Walmart Moms Make the Case for $25,000 a Year

Walmart Moms Make the Case for $25,000 a Year
A local AFL-CIO chapter stages a protest over wages at a Walmart in Hyattsville, Md., on Sept. 5, 2013
Photograph by Astrid Riecken for The Washington Post via Getty Images

In the coming days, you will be hearing a lot about working women. Not the women leaning in, not the women opting out, but the working women living in or near poverty.

The retail industry alone employs about 1.3 million women who live close to the poverty threshold, according to a new report from the public-policy group Demos. Amy Traub, the author of “Retail’s Choice: How Raising Wages and Improving Schedules for Women in the Retail Industry Would Benefit America,” argues for an increase to $25,000 a year, or $12.25 an hour. The average hourly wage for saleswomen is now $10.58.

The report arrives as Walmart Moms head to the headquarters of Wal-Mart Stores for the retailer’s annual shareholder meeting on June 6. The union-supported group is asking for $25,000 a year for full-time work. Traub says one of the reasons she chose to look at the effects of an increase to $25,000 is because that was the number the Walmart Moms had chosen. “Walmart is always the elephant in the room when talking about retail,” she says. “But we’re looking at all large retailers.”

Traub notes that as of 2012 almost 93 percent of low-wage female retail workers are at least 20 years old and more than a third have children at home. Almost 40 percent contribute at least half of the family’s income, and 19 percent are the sole source of income for their household.

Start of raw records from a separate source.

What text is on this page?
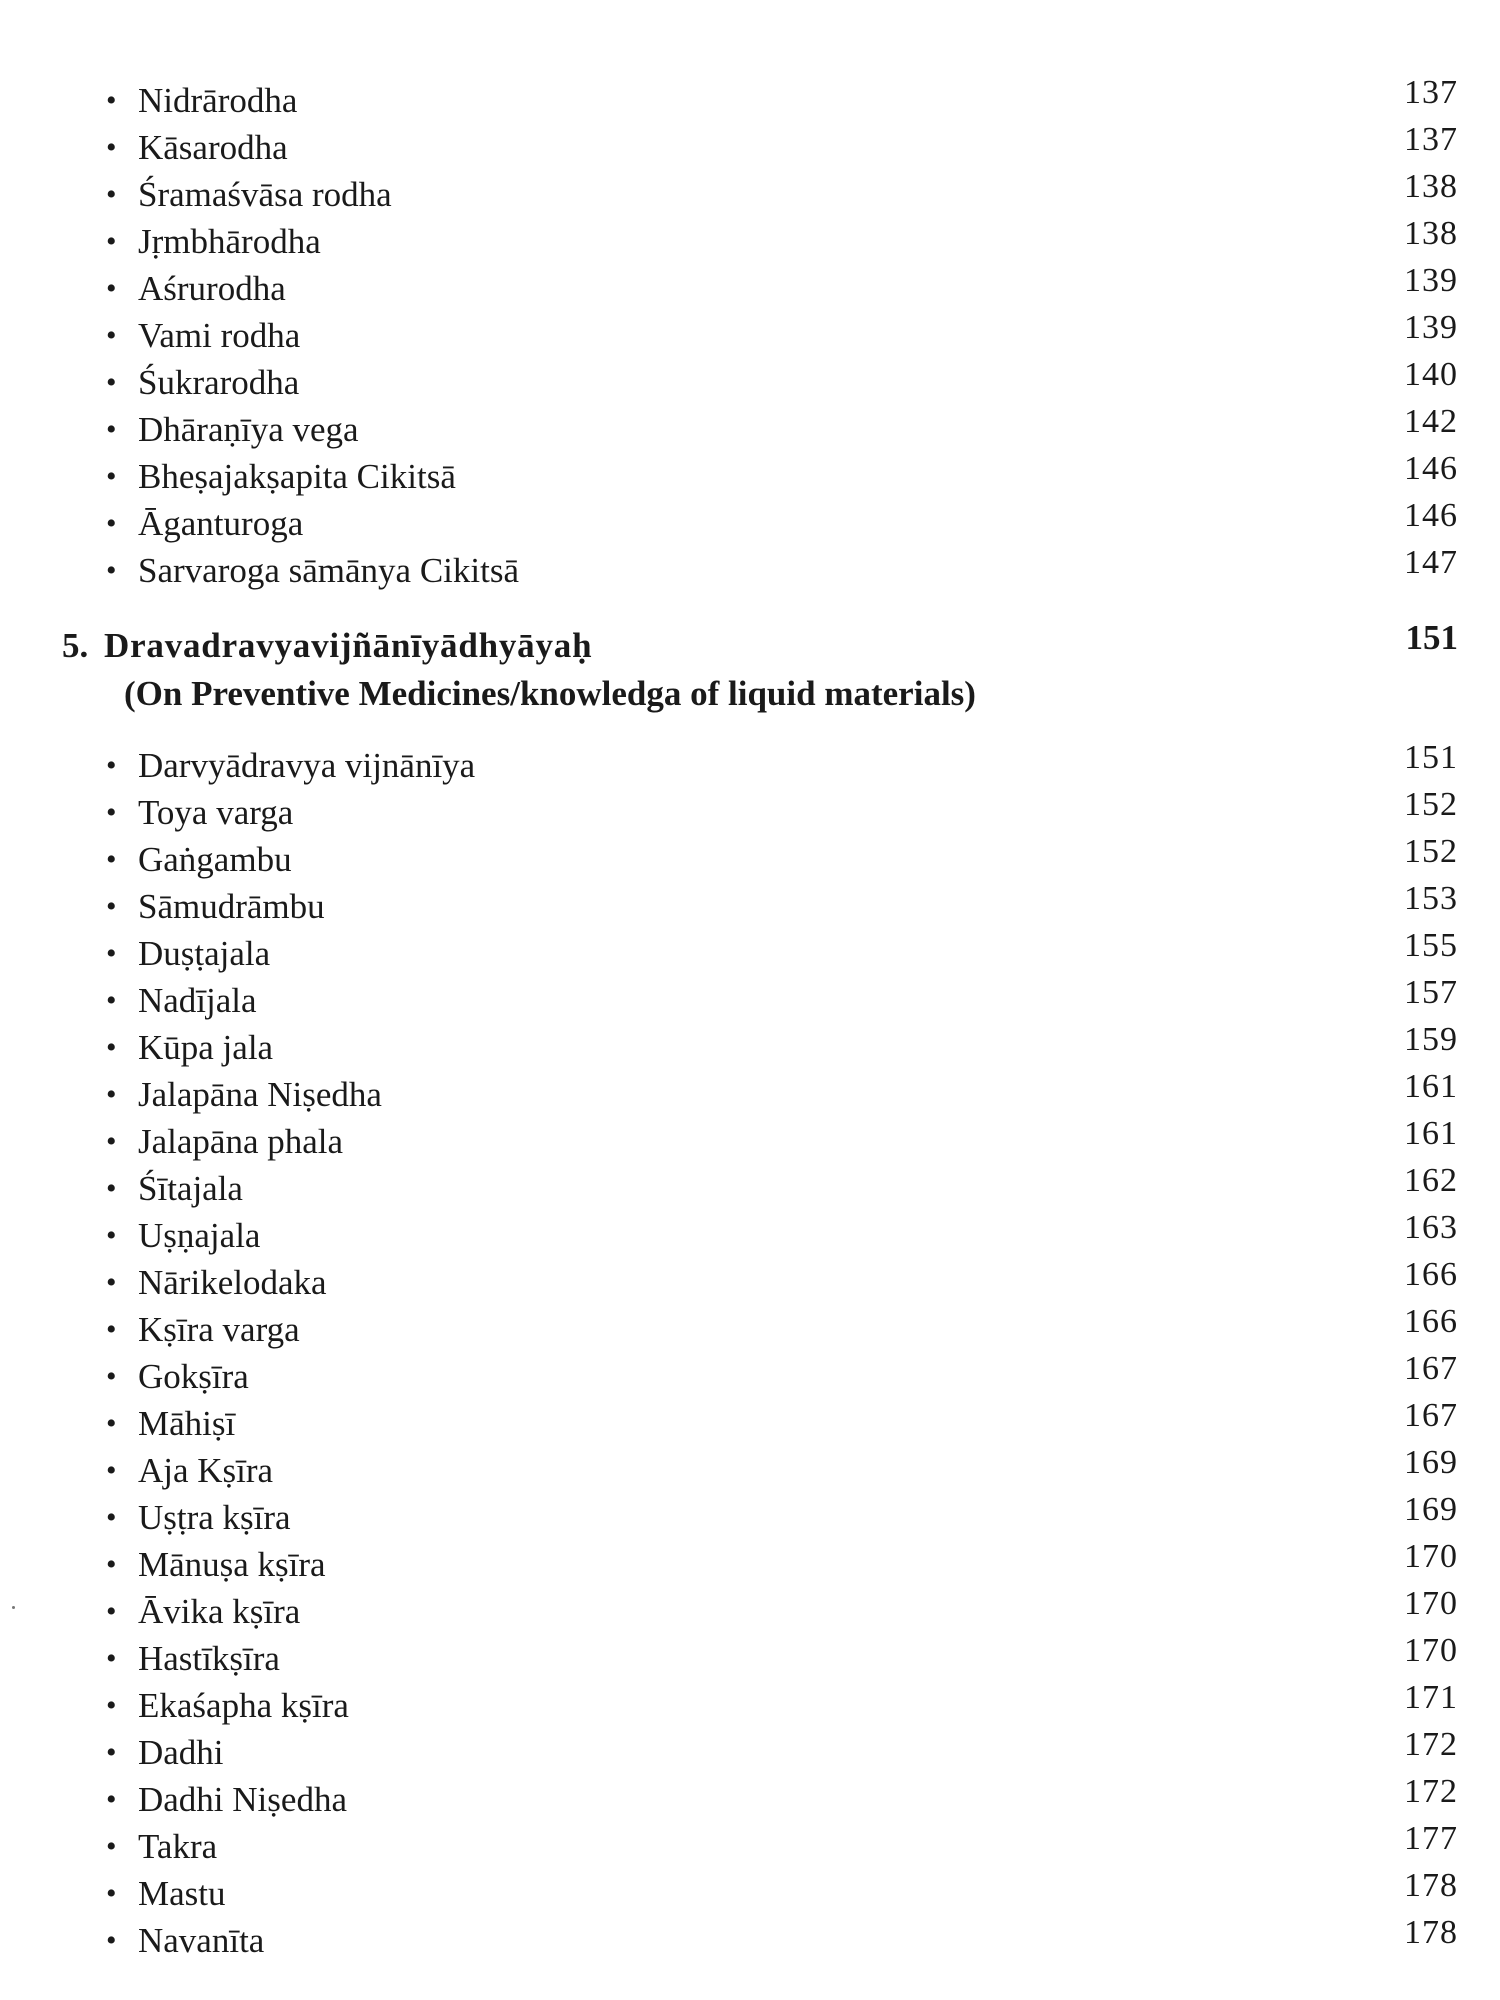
• Nidrārodha	137
• Kāsarodha	137
• Śramaśvāsa rodha	138
• Jṛmbhārodha	138
• Aśrurodha	139
• Vami rodha	139
• Śukrarodha	140
• Dhāraṇīya vega	142
• Bheṣajakṣapita Cikitsā	146
• Āganturoga	146
• Sarvaroga sāmānya Cikitsā	147
5. Dravadravyavijñānīyādhyāyaḥ	151
(On Preventive Medicines/knowledga of liquid materials)
• Darvyādravya vijnānīya	151
• Toya varga	152
• Gaṅgambu	152
• Sāmudrāmbu	153
• Duṣṭajala	155
• Nadījala	157
• Kūpa jala	159
• Jalapāna Niṣedha	161
• Jalapāna phala	161
• Śītajala	162
• Uṣṇajala	163
• Nārikelodaka	166
• Kṣīra varga	166
• Gokṣīra	167
• Māhiṣī	167
• Aja Kṣīra	169
• Uṣṭra kṣīra	169
• Mānuṣa kṣīra	170
• Āvika kṣīra	170
• Hastīkṣīra	170
• Ekaśapha kṣīra	171
• Dadhi	172
• Dadhi Niṣedha	172
• Takra	177
• Mastu	178
• Navanīta	178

She cites all sorts of convincing studies to show that companies could afford to pay workers more because doing so would improve employee productivity and give the workforce more money to spend at those same stores. Lashanda Myrick, a Walmart worker in Denver, said the same thing at a press conference to announce the upcoming protests: “If Walmart paid us at least $25,000 a year for full-time work, our stores and our economy would improve.”

Kory Lundberg, a spokesman for Walmart, says that Myrick is “a great example of the opportunity Walmart provides associates.” He notes that in less than 10 months she moved from being a temporary worker to a full-time employee and now earns more than $10 an hour. All true. It’s also true that she’s a single mom with a kid at home and she got full-time hours by taking the night shift.

Lundberg takes issue with the Demos report, citing Walmart employees’ access to a retirement plan, health benefits, bonuses, and educational opportunities. “Walmart,” he says, “provides associates with more opportunities for career growth and greater economic security for their families than other companies in America.”